KENNETH MACFARLANE: One issue we always have with foreign investors wanting to enter Oman is the uncertainty of the tax treatments. They expect definitive answers, but unfortunately there are none; we can only give advice based on what we have experienced in the past. Therefore, what we believe would be useful, and what we have suggested, is some form of formal advanced ruling system. This could greatly decrease the amount of uncertainty, and therefore the risk, that companies face when entering a new country. There is already enough risk around the particularity of projects, so decreasing the risk associated with the tax environment can boost the attractiveness of Oman as an investment destination.

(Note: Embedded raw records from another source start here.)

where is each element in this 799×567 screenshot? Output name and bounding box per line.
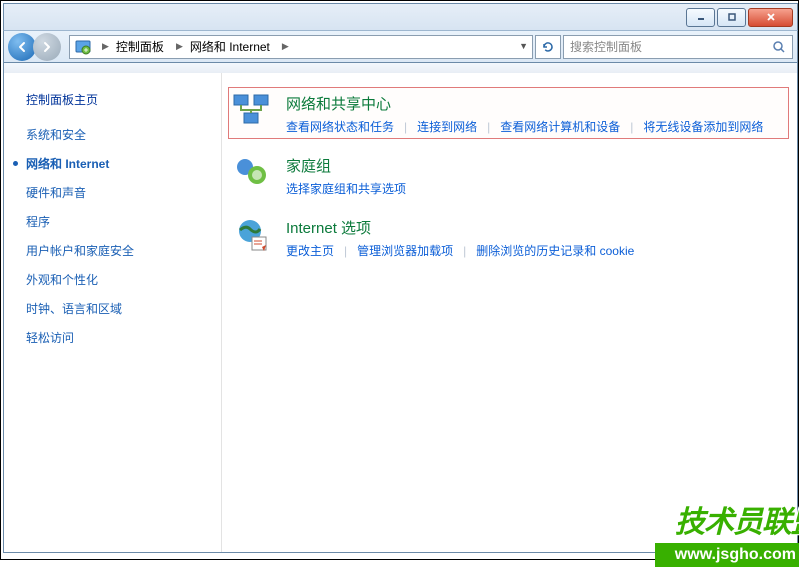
- task-link[interactable]: 将无线设备添加到网络: [643, 118, 763, 135]
- task-link[interactable]: 更改主页: [286, 242, 334, 259]
- toolbar-strip: [3, 63, 798, 73]
- breadcrumb-segment[interactable]: 网络和 Internet: [186, 36, 276, 58]
- close-button[interactable]: [748, 8, 793, 27]
- sidebar: 控制面板主页 系统和安全 网络和 Internet 硬件和声音 程序 用户帐户和…: [4, 73, 222, 552]
- category-title[interactable]: 家庭组: [286, 155, 406, 176]
- sidebar-item-appearance[interactable]: 外观和个性化: [26, 265, 213, 294]
- sidebar-title[interactable]: 控制面板主页: [26, 91, 213, 108]
- window-titlebar: [3, 3, 798, 30]
- sidebar-item-hardware-sound[interactable]: 硬件和声音: [26, 178, 213, 207]
- address-bar: ▶ 控制面板 ▶ 网络和 Internet ▶ ▼ 搜索控制面板: [3, 30, 798, 63]
- chevron-right-icon: ▶: [170, 41, 186, 52]
- network-sharing-icon: [232, 91, 272, 131]
- task-link[interactable]: 删除浏览的历史记录和 cookie: [476, 242, 634, 259]
- maximize-button[interactable]: [717, 8, 746, 27]
- task-link[interactable]: 选择家庭组和共享选项: [286, 180, 406, 197]
- chevron-right-icon: ▶: [276, 41, 292, 52]
- sidebar-item-ease-of-access[interactable]: 轻松访问: [26, 323, 213, 352]
- search-icon: [772, 40, 786, 57]
- sidebar-item-programs[interactable]: 程序: [26, 207, 213, 236]
- task-link[interactable]: 连接到网络: [417, 118, 477, 135]
- sidebar-item-system-security[interactable]: 系统和安全: [26, 120, 213, 149]
- search-input[interactable]: 搜索控制面板: [563, 35, 793, 59]
- internet-options-icon: [232, 215, 272, 255]
- breadcrumb-dropdown[interactable]: ▼: [517, 39, 530, 53]
- main-pane: 网络和共享中心 查看网络状态和任务| 连接到网络| 查看网络计算机和设备| 将无…: [222, 73, 797, 552]
- category-title[interactable]: 网络和共享中心: [286, 93, 763, 114]
- homegroup-icon: [232, 153, 272, 193]
- control-panel-window: ▶ 控制面板 ▶ 网络和 Internet ▶ ▼ 搜索控制面板: [3, 3, 798, 553]
- category-network-sharing: 网络和共享中心 查看网络状态和任务| 连接到网络| 查看网络计算机和设备| 将无…: [228, 87, 789, 139]
- category-homegroup: 家庭组 选择家庭组和共享选项: [232, 153, 785, 197]
- category-internet-options: Internet 选项 更改主页| 管理浏览器加载项| 删除浏览的历史记录和 c…: [232, 215, 785, 259]
- category-title[interactable]: Internet 选项: [286, 217, 634, 238]
- forward-button[interactable]: [33, 33, 61, 61]
- control-panel-icon: [74, 38, 92, 56]
- chevron-right-icon: ▶: [96, 41, 112, 52]
- breadcrumb[interactable]: ▶ 控制面板 ▶ 网络和 Internet ▶ ▼: [69, 35, 533, 59]
- sidebar-item-clock-language[interactable]: 时钟、语言和区域: [26, 294, 213, 323]
- task-link[interactable]: 查看网络状态和任务: [286, 118, 394, 135]
- sidebar-item-network-internet[interactable]: 网络和 Internet: [26, 149, 213, 178]
- search-placeholder: 搜索控制面板: [570, 38, 642, 55]
- back-button[interactable]: [8, 33, 36, 61]
- task-link[interactable]: 查看网络计算机和设备: [500, 118, 620, 135]
- task-link[interactable]: 管理浏览器加载项: [357, 242, 453, 259]
- sidebar-item-user-accounts[interactable]: 用户帐户和家庭安全: [26, 236, 213, 265]
- refresh-button[interactable]: [535, 35, 561, 59]
- minimize-button[interactable]: [686, 8, 715, 27]
- breadcrumb-segment[interactable]: 控制面板: [112, 36, 170, 58]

In Oman the corporate tax rate is relatively low at 12%, but compared to its GCC neighbours this is still an extra cost. It is not necessarily a problem, since the cost is factored into the cost of doing business. The problem here is that companies know there will be a 12% tax, but not necessarily what it will be 12% of. This is where the uncertainty translates into risk. Companies would be willing to pay a fee upfront to remove any tax-related uncertainty and mitigate the potential risk.
In addition, implementing an online filing system and automated review would also be helpful. Reducing the amount of tax paperwork and filing time is crucial for businesses but can also benefit the tax environment. Here the tax environment would be able to filter returns and focus on the high-risk tax assessments. Rather than having their own resources tied up in filtering through tax returns and processing minimal risk assessments, a form of e-filing would greatly increase their efficiency and ability to focus on the big cases where there is a lot of money and judgement involved.

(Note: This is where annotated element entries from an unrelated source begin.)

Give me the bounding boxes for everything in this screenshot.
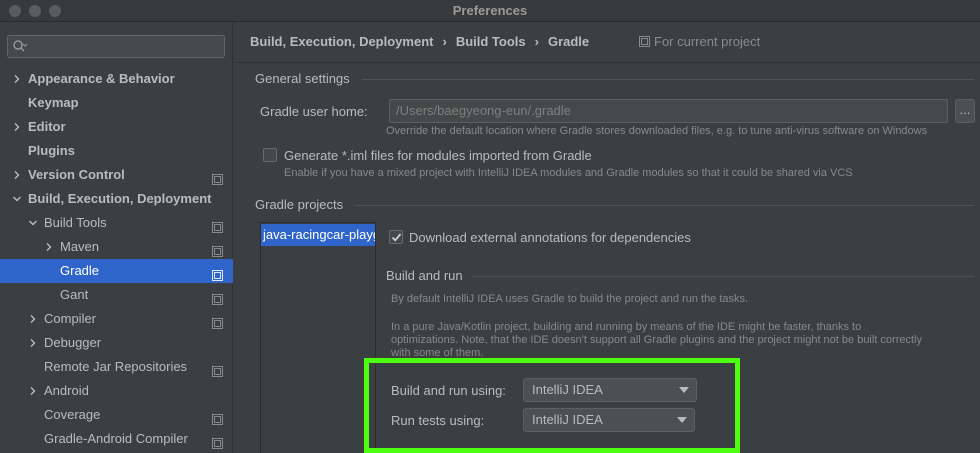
breadcrumb-item-build-execution-deployment[interactable]: Build, Execution, Deployment bbox=[250, 34, 433, 49]
breadcrumb-item-gradle: Gradle bbox=[547, 34, 590, 49]
sidebar-item-build-execution-deployment[interactable]: Build, Execution, Deployment bbox=[0, 187, 233, 211]
project-scope-icon bbox=[212, 361, 223, 377]
download-annotations-checkbox[interactable] bbox=[389, 230, 403, 244]
sidebar-item-label: Debugger bbox=[44, 335, 102, 350]
title-bar: Preferences bbox=[0, 0, 980, 22]
build-and-run-using-label: Build and run using: bbox=[391, 383, 506, 398]
sidebar-item-coverage[interactable]: Coverage bbox=[0, 403, 233, 427]
chevron-right-icon[interactable] bbox=[12, 67, 22, 91]
sidebar-item-label: Maven bbox=[60, 239, 100, 254]
sidebar-item-compiler[interactable]: Compiler bbox=[0, 307, 233, 331]
project-scope-icon bbox=[212, 433, 223, 449]
project-scope-icon bbox=[212, 217, 223, 233]
project-list-item[interactable]: java-racingcar-playground bbox=[261, 224, 375, 246]
sidebar-item-version-control[interactable]: Version Control bbox=[0, 163, 233, 187]
generate-iml-checkbox[interactable] bbox=[263, 148, 277, 162]
settings-sidebar: Appearance & Behavior Keymap Editor Plugins… bbox=[0, 22, 233, 453]
chevron-down-icon[interactable] bbox=[28, 211, 38, 235]
project-scope-icon bbox=[212, 289, 223, 305]
section-divider bbox=[355, 205, 974, 206]
gradle-user-home-hint: Override the default location where Grad… bbox=[386, 125, 928, 137]
run-tests-using-select[interactable]: IntelliJ IDEA bbox=[523, 408, 695, 432]
project-scope-icon bbox=[212, 313, 223, 329]
sidebar-item-label: Gradle-Android Compiler bbox=[44, 431, 188, 446]
current-project-indicator: For current project bbox=[639, 34, 760, 50]
breadcrumb-separator: › bbox=[534, 34, 539, 49]
build-run-note-line3: with some of them. bbox=[391, 347, 484, 357]
generate-iml-label[interactable]: Generate *.iml files for modules importe… bbox=[284, 148, 592, 163]
sidebar-item-gradle-android-compiler[interactable]: Gradle-Android Compiler bbox=[0, 427, 233, 451]
sidebar-item-label: Editor bbox=[28, 119, 66, 134]
build-run-description: By default IntelliJ IDEA uses Gradle to … bbox=[391, 293, 749, 305]
search-input[interactable] bbox=[7, 35, 225, 58]
build-and-run-using-value: IntelliJ IDEA bbox=[532, 382, 603, 397]
sidebar-item-label: Gant bbox=[60, 287, 89, 302]
breadcrumb-separator: › bbox=[442, 34, 447, 49]
section-divider bbox=[362, 79, 974, 80]
gradle-projects-title: Gradle projects bbox=[255, 197, 344, 212]
chevron-down-icon[interactable] bbox=[12, 187, 22, 211]
gradle-settings-panel: Build, Execution, Deployment › Build Tools… bbox=[234, 22, 980, 453]
sidebar-item-gant[interactable]: Gant bbox=[0, 283, 233, 307]
sidebar-item-label: Build Tools bbox=[44, 215, 107, 230]
download-annotations-label[interactable]: Download external annotations for depend… bbox=[409, 230, 691, 245]
sidebar-item-maven[interactable]: Maven bbox=[0, 235, 233, 259]
project-scope-icon bbox=[212, 241, 223, 257]
gradle-user-home-label: Gradle user home: bbox=[260, 104, 368, 119]
sidebar-item-remote-jar-repositories[interactable]: Remote Jar Repositories bbox=[0, 355, 233, 379]
chevron-right-icon[interactable] bbox=[12, 115, 22, 139]
sidebar-item-keymap[interactable]: Keymap bbox=[0, 91, 233, 115]
sidebar-item-label: Coverage bbox=[44, 407, 101, 422]
build-run-note-line2: optimizations. Note, that the IDE doesn'… bbox=[391, 334, 922, 346]
current-project-label: For current project bbox=[654, 34, 761, 49]
sidebar-item-label: Remote Jar Repositories bbox=[44, 359, 188, 374]
chevron-down-icon bbox=[679, 387, 689, 393]
sidebar-item-label: Appearance & Behavior bbox=[28, 71, 175, 86]
search-icon bbox=[12, 39, 28, 54]
generate-iml-hint: Enable if you have a mixed project with … bbox=[284, 167, 853, 179]
sidebar-item-label: Android bbox=[44, 383, 89, 398]
chevron-down-icon bbox=[677, 417, 687, 423]
sidebar-item-gradle[interactable]: Gradle bbox=[0, 259, 233, 283]
sidebar-item-plugins[interactable]: Plugins bbox=[0, 139, 233, 163]
project-scope-icon bbox=[212, 409, 223, 425]
section-divider bbox=[471, 276, 974, 277]
chevron-right-icon[interactable] bbox=[28, 331, 38, 355]
breadcrumb: Build, Execution, Deployment › Build Tools… bbox=[250, 34, 589, 49]
sidebar-item-build-tools[interactable]: Build Tools bbox=[0, 211, 233, 235]
general-settings-title: General settings bbox=[255, 71, 350, 86]
build-run-note-line1: In a pure Java/Kotlin project, building … bbox=[391, 321, 862, 333]
sidebar-item-appearance-behavior[interactable]: Appearance & Behavior bbox=[0, 67, 233, 91]
run-tests-using-label: Run tests using: bbox=[391, 413, 485, 428]
sidebar-item-debugger[interactable]: Debugger bbox=[0, 331, 233, 355]
chevron-right-icon[interactable] bbox=[12, 163, 22, 187]
highlight-box bbox=[364, 358, 740, 453]
sidebar-item-android[interactable]: Android bbox=[0, 379, 233, 403]
sidebar-item-label: Version Control bbox=[28, 167, 125, 182]
sidebar-item-editor[interactable]: Editor bbox=[0, 115, 233, 139]
build-and-run-using-select[interactable]: IntelliJ IDEA bbox=[523, 378, 697, 402]
chevron-right-icon[interactable] bbox=[44, 235, 54, 259]
gradle-projects-list: java-racingcar-playground bbox=[260, 222, 376, 453]
breadcrumb-item-build-tools[interactable]: Build Tools bbox=[456, 34, 526, 49]
build-and-run-title: Build and run bbox=[386, 268, 463, 283]
sidebar-item-label: Gradle bbox=[60, 263, 100, 278]
run-tests-using-value: IntelliJ IDEA bbox=[532, 412, 603, 427]
chevron-right-icon[interactable] bbox=[28, 379, 38, 403]
project-scope-icon bbox=[639, 35, 650, 50]
sidebar-item-label: Build, Execution, Deployment bbox=[28, 191, 212, 206]
header-divider bbox=[234, 62, 980, 63]
project-scope-icon bbox=[212, 169, 223, 185]
browse-button[interactable]: ... bbox=[955, 99, 975, 123]
window-title: Preferences bbox=[452, 3, 528, 18]
gradle-user-home-field[interactable]: /Users/baegyeong-eun/.gradle bbox=[389, 99, 948, 123]
sidebar-item-label: Plugins bbox=[28, 143, 75, 158]
sidebar-item-label: Keymap bbox=[28, 95, 79, 110]
project-scope-icon bbox=[212, 265, 223, 281]
sidebar-item-label: Compiler bbox=[44, 311, 97, 326]
chevron-right-icon[interactable] bbox=[28, 307, 38, 331]
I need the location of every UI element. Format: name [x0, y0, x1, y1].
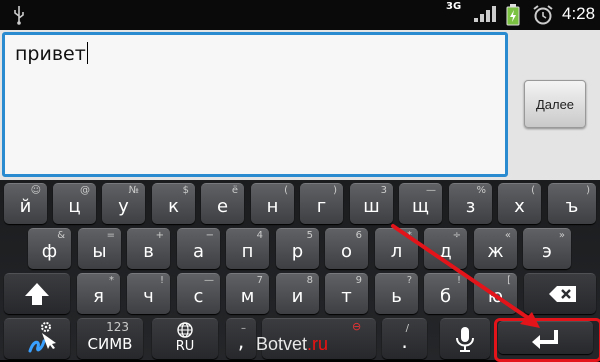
enter-key-highlight — [494, 318, 600, 362]
annotation-arrow — [391, 224, 540, 328]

What more can be done to bring Oman’s corporate governance code up to international standards?
MACFARLANE: Oman introduced a corporate governance code fairly early on, in 2003. Since then a lot has progressed in the way of corporate governance. However, despite fairly sound existing rules, there is always room for revising them to be more applicable to the way businesses are run today.
This is especially true of non-executive directors. Major investors are usually institutional, government pension funds and sovereign wealth funds, so we see a lot of board members who represent government agencies. These people do not necessarily come from a business background. Consequently, this translates into poor governance and decision making, since the board members are not particularly well skilled in assessing and taking risks, which is a fundamental part of doing business. It would therefore be useful to encourage the more active use of non-executive directors, especially those who are entrepreneurs and experienced business professionals and can bring their business acumen, experience and expertise to the boards in a way that will increase the effectiveness of governance and the profitability of businesses on the market.

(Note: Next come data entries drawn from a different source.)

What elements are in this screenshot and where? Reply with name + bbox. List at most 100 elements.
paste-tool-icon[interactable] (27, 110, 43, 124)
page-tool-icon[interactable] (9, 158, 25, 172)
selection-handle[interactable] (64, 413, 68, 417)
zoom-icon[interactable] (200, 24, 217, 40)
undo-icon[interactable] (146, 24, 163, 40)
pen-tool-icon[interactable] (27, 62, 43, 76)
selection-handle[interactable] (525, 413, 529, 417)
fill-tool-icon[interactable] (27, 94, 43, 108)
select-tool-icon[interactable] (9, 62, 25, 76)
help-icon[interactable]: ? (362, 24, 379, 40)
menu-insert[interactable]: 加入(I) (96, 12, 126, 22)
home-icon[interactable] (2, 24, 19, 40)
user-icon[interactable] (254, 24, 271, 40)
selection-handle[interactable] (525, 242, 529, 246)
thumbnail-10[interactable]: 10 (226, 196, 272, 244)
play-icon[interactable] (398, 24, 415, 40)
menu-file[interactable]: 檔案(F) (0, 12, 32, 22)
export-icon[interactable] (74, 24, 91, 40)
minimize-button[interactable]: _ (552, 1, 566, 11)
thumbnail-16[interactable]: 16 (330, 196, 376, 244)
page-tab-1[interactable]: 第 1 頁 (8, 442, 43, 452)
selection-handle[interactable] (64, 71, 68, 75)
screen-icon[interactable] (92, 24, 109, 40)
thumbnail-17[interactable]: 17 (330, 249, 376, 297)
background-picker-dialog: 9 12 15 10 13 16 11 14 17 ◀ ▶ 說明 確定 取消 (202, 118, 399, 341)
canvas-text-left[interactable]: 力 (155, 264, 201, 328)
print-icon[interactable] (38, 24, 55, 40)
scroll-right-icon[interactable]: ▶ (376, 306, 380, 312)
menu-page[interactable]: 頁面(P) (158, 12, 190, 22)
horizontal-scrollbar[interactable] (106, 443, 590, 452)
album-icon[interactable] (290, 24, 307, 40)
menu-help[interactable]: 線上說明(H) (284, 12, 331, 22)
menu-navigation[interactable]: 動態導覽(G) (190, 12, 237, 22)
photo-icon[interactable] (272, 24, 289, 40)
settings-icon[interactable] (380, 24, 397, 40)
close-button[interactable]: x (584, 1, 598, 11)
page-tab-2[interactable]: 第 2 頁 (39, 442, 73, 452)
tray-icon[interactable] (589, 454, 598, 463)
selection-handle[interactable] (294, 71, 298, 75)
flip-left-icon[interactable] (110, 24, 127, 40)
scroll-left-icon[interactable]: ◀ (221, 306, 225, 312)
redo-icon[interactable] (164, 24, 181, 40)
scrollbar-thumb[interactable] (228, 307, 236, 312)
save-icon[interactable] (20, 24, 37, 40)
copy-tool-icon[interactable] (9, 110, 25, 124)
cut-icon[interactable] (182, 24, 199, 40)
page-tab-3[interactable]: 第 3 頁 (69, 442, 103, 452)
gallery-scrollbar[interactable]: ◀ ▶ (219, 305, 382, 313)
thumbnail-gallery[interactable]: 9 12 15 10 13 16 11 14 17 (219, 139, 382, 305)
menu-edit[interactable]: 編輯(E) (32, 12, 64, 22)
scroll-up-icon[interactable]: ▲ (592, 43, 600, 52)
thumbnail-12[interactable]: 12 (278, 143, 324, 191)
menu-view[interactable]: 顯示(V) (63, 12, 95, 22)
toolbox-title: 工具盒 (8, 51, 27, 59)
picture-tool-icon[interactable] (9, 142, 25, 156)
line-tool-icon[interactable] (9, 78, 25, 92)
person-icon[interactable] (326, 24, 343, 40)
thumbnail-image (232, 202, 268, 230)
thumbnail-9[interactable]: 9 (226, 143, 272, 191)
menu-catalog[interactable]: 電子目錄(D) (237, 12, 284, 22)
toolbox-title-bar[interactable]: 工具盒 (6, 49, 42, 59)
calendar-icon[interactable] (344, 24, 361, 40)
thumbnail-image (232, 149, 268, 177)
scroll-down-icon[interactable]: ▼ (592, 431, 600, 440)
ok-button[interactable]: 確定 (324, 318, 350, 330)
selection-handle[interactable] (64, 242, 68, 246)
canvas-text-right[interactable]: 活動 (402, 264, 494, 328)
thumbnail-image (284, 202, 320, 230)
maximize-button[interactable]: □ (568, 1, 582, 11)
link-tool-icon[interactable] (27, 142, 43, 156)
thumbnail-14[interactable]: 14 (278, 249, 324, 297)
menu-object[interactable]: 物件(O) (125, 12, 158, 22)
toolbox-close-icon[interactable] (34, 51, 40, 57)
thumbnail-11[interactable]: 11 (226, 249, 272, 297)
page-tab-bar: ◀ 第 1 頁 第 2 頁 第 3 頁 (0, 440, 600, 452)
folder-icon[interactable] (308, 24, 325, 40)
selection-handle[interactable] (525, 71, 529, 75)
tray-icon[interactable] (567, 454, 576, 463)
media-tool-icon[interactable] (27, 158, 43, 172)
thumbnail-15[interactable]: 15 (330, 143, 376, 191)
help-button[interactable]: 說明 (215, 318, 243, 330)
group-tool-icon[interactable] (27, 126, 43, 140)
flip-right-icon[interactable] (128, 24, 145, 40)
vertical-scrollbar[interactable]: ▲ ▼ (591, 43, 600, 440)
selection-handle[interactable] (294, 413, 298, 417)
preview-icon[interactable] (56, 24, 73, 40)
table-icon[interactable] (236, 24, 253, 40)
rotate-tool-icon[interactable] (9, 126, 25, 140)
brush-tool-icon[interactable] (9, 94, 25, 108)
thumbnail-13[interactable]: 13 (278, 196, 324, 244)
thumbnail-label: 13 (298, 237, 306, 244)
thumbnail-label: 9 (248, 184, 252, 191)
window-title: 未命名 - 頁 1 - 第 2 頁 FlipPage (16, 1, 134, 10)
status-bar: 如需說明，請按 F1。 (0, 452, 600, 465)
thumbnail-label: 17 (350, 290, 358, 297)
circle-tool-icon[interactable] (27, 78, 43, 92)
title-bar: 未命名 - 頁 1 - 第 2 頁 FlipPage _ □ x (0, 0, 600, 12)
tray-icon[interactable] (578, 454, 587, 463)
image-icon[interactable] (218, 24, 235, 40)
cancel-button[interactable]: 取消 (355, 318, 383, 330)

As the economy moves further towards diversification and companies are encouraged to go public, how can the investment tax regime be improved?
MACFARLANE: One area for improvement is the treatment of mergers and acquisitions. In many countries companies are free to reorganise so that they can move assets around within a group to maximise return on those assets. This is not the case in Oman, however. If a company wants to float a part of its business, this could, in some cases, result in a tax liability. This effectively becomes a disincentive to go public.
We must remember that many local businesses have been around for a long time and have grown organically, which means that they have assets and businesses under a larger structure, which they may not want to sell off because doing so would create major tax implications. Oman would do well to seriously explore tax-free reorganisations within businesses, which would help these big groups prepare their entities to go public.